Da ist er wieder: Der Widerspruch zwischen Tradition und modernem Leben. Und hier auszubrechen, ist hierzulande noch viel undenkbarer, als anderswo. Das (Haupt-) Stadt – Landgefälle ist sehr, sehr ausgeprägt.

Mal was persönliches: Zum Glück bin ich schon „alt“. Also relativ gemeint, natürlich.

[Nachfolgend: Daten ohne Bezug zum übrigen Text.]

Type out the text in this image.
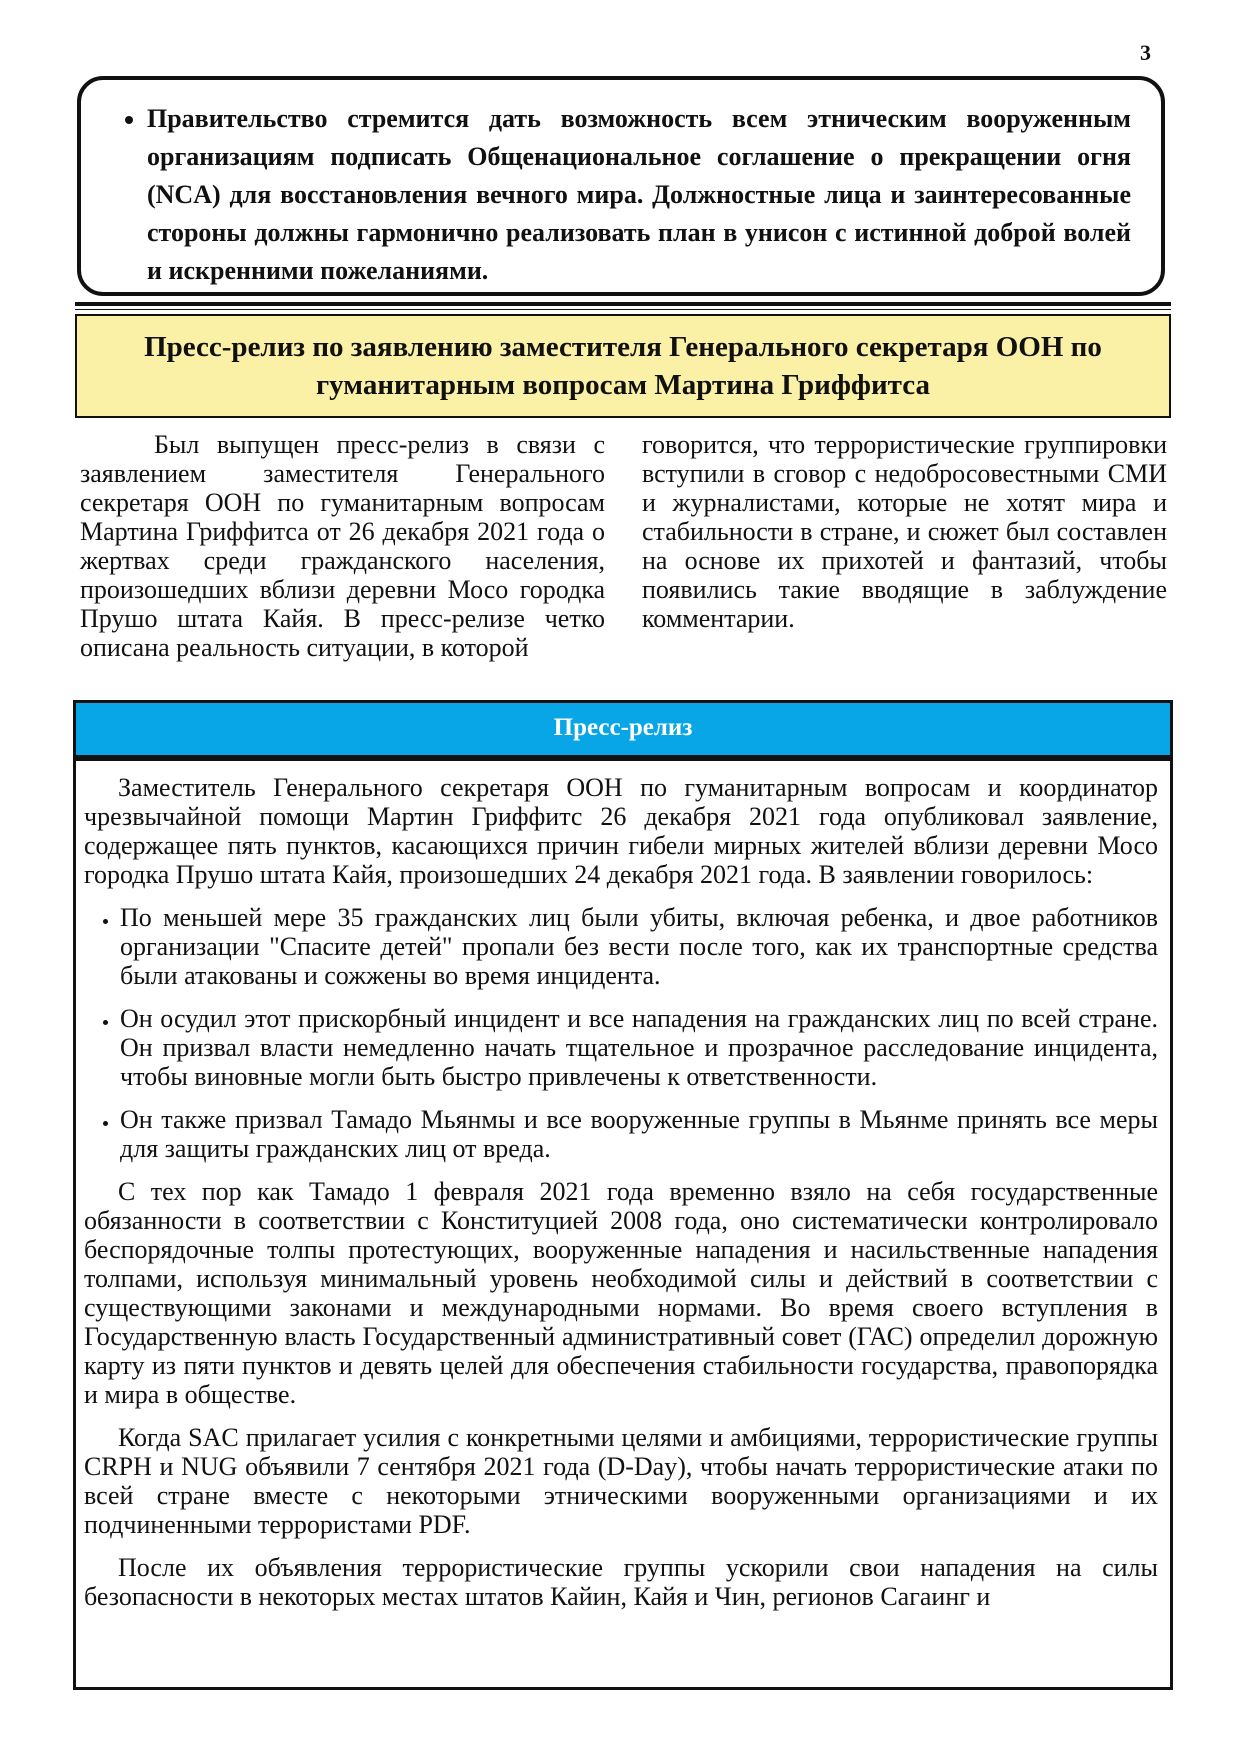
3
• Правительство стремится дать возможность всем этническим вооруженным организациям подписать Общенациональное соглашение о прекращении огня (NCA) для восстановления вечного мира. Должностные лица и заинтересованные стороны должны гармонично реализовать план в унисон с истинной доброй волей и искренними пожеланиями.
Пресс-релиз по заявлению заместителя Генерального секретаря ООН по
гуманитарным вопросам Мартина Гриффитса

Был выпущен пресс-релиз в связи с заявлением заместителя Генерального секретаря ООН по гуманитарным вопросам Мартина Гриффитса от 26 декабря 2021 года о жертвах среди гражданского населения, произошедших вблизи деревни Мосо городка Прушо штата Кайя. В пресс-релизе четко описана реальность ситуации, в которой

говорится, что террористические группировки вступили в сговор с недобросовестными СМИ и журналистами, которые не хотят мира и стабильности в стране, и сюжет был составлен на основе их прихотей и фантазий, чтобы появились такие вводящие в заблуждение комментарии.

Пресс-релиз

Заместитель Генерального секретаря ООН по гуманитарным вопросам и координатор чрезвычайной помощи Мартин Гриффитс 26 декабря 2021 года опубликовал заявление, содержащее пять пунктов, касающихся причин гибели мирных жителей вблизи деревни Мосо городка Прушо штата Кайя, произошедших 24 декабря 2021 года. В заявлении говорилось:

• По меньшей мере 35 гражданских лиц были убиты, включая ребенка, и двое работников организации "Спасите детей" пропали без вести после того, как их транспортные средства были атакованы и сожжены во время инцидента.
• Он осудил этот прискорбный инцидент и все нападения на гражданских лиц по всей стране. Он призвал власти немедленно начать тщательное и прозрачное расследование инцидента, чтобы виновные могли быть быстро привлечены к ответственности.
• Он также призвал Тамадо Мьянмы и все вооруженные группы в Мьянме принять все меры для защиты гражданских лиц от вреда.

С тех пор как Тамадо 1 февраля 2021 года временно взяло на себя государственные обязанности в соответствии с Конституцией 2008 года, оно систематически контролировало беспорядочные толпы протестующих, вооруженные нападения и насильственные нападения толпами, используя минимальный уровень необходимой силы и действий в соответствии с существующими законами и международными нормами. Во время своего вступления в Государственную власть Государственный административный совет (ГАС) определил дорожную карту из пяти пунктов и девять целей для обеспечения стабильности государства, правопорядка и мира в обществе.

Когда SAC прилагает усилия с конкретными целями и амбициями, террористические группы CRPH и NUG объявили 7 сентября 2021 года (D-Day), чтобы начать террористические атаки по всей стране вместе с некоторыми этническими вооруженными организациями и их подчиненными террористами PDF.

После их объявления террористические группы ускорили свои нападения на силы безопасности в некоторых местах штатов Кайин, Кайя и Чин, регионов Сагаинг и
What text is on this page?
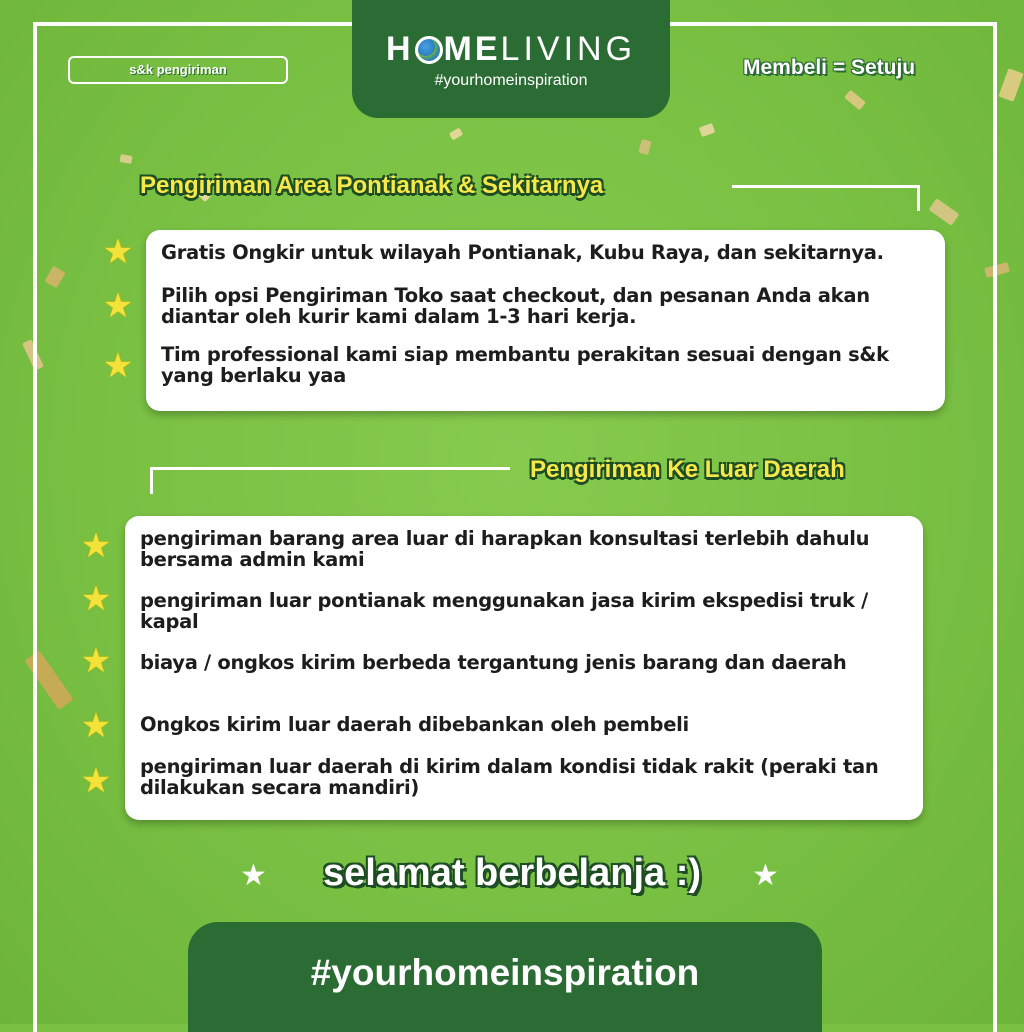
H MELIVING
#yourhomeinspiration
s&k pengiriman	Membeli = Setuju
Pengiriman Area Pontianak & Sekitarnya
Gratis Ongkir untuk wilayah Pontianak, Kubu Raya, dan sekitarnya.
Pilih opsi Pengiriman Toko saat checkout, dan pesanan Anda akan diantar oleh kurir kami dalam 1-3 hari kerja.
Tim professional kami siap membantu perakitan sesuai dengan s&k yang berlaku yaa
★
★
★
Pengiriman Ke Luar Daerah
pengiriman barang area luar di harapkan konsultasi terlebih dahulu bersama admin kami
pengiriman luar pontianak menggunakan jasa kirim ekspedisi truk / kapal
biaya / ongkos kirim berbeda tergantung jenis barang dan daerah
Ongkos kirim luar daerah dibebankan oleh pembeli
pengiriman luar daerah di kirim dalam kondisi tidak rakit (peraki tan dilakukan secara mandiri)
★
★
★
★
★
★	selamat berbelanja :)	★
#yourhomeinspiration
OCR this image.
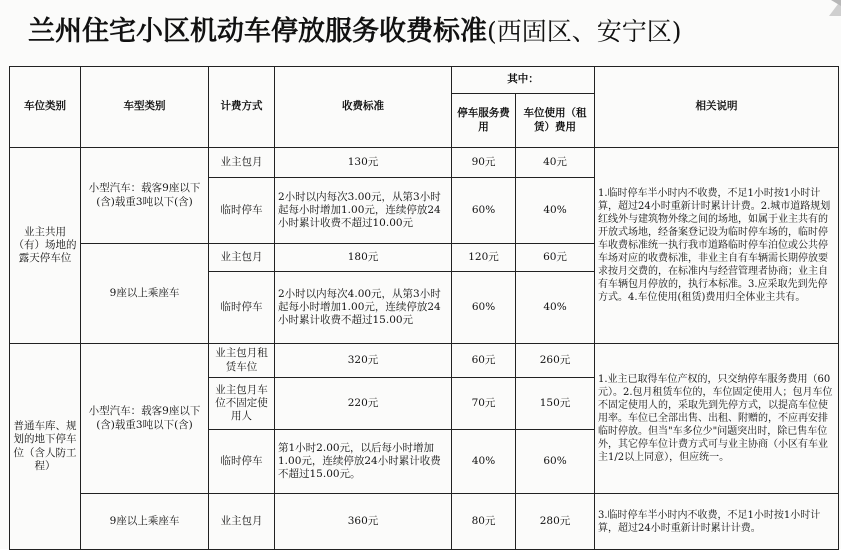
兰州住宅小区机动车停放服务收费标准(西固区、安宁区)
车位类别	车型类别	计费方式	收费标准	其中：		相关说明
				停车服务费用	车位使用（租赁）费用	
业主共用（有）场地的露天停车位	小型汽车：载客9座以下(含)载重3吨以下(含)	业主包月	130元	90元	40元	1.临时停车半小时内不收费，不足1小时按1小时计算，超过24小时重新计时累计计费。2.城市道路规划红线外与建筑物外缘之间的场地，如属于业主共有的开放式场地，经备案登记设为临时停车场的，临时停车收费标准统一执行我市道路临时停车泊位或公共停车场对应的收费标准，非业主自有车辆需长期停放要求按月交费的，在标准内与经营管理者协商；业主自有车辆包月停放的，执行本标准。3.应采取先到先停方式。4.车位使用(租赁)费用归全体业主共有。
		临时停车	2小时以内每次3.00元，从第3小时起每小时增加1.00元，连续停放24小时累计收费不超过10.00元	60%	40%	
	9座以上乘座车	业主包月	180元	120元	60元	
		临时停车	2小时以内每次4.00元，从第3小时起每小时增加1.00元，连续停放24小时累计收费不超过15.00元	60%	40%	
普通车库、规划的地下停车位（含人防工程）	小型汽车：载客9座以下(含)载重3吨以下(含)	业主包月租赁车位	320元	60元	260元	1.业主已取得车位产权的，只交纳停车服务费用（60元）。2.包月租赁车位的，车位固定使用人；包月车位不固定使用人的，采取先到先停方式，以提高车位使用率。车位已全部出售、出租、附赠的，不应再安排临时停放。但当"车多位少"问题突出时，除已售车位外，其它停车位计费方式可与业主协商（小区有车业主1/2以上同意），但应统一。
		业主包月车位不固定使用人	220元	70元	150元	
		临时停车	第1小时2.00元，以后每小时增加1.00元，连续停放24小时累计收费不超过15.00元。	40%	60%	
	9座以上乘座车	业主包月	360元	80元	280元	3.临时停车半小时内不收费，不足1小时按1小时计算，超过24小时重新计时累计计费。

Und natürlich schaue ich gerne den jungen Leuten (Frauen) nach. Ich bin auch nur ein männliches Wesen. Schliesslich ist es hier meistens warm oder heiss und Sommerlook tragen ist der Normalfall…. Aber ich denke immer an den folgenden Spruch: „You may look, but don’t touch!“ Ich bin nicht zum persönlichen Vergnügen hier und den jungen Leuten gönne ich ihren Spass. Meine Familienplanung ist abgeschlossen.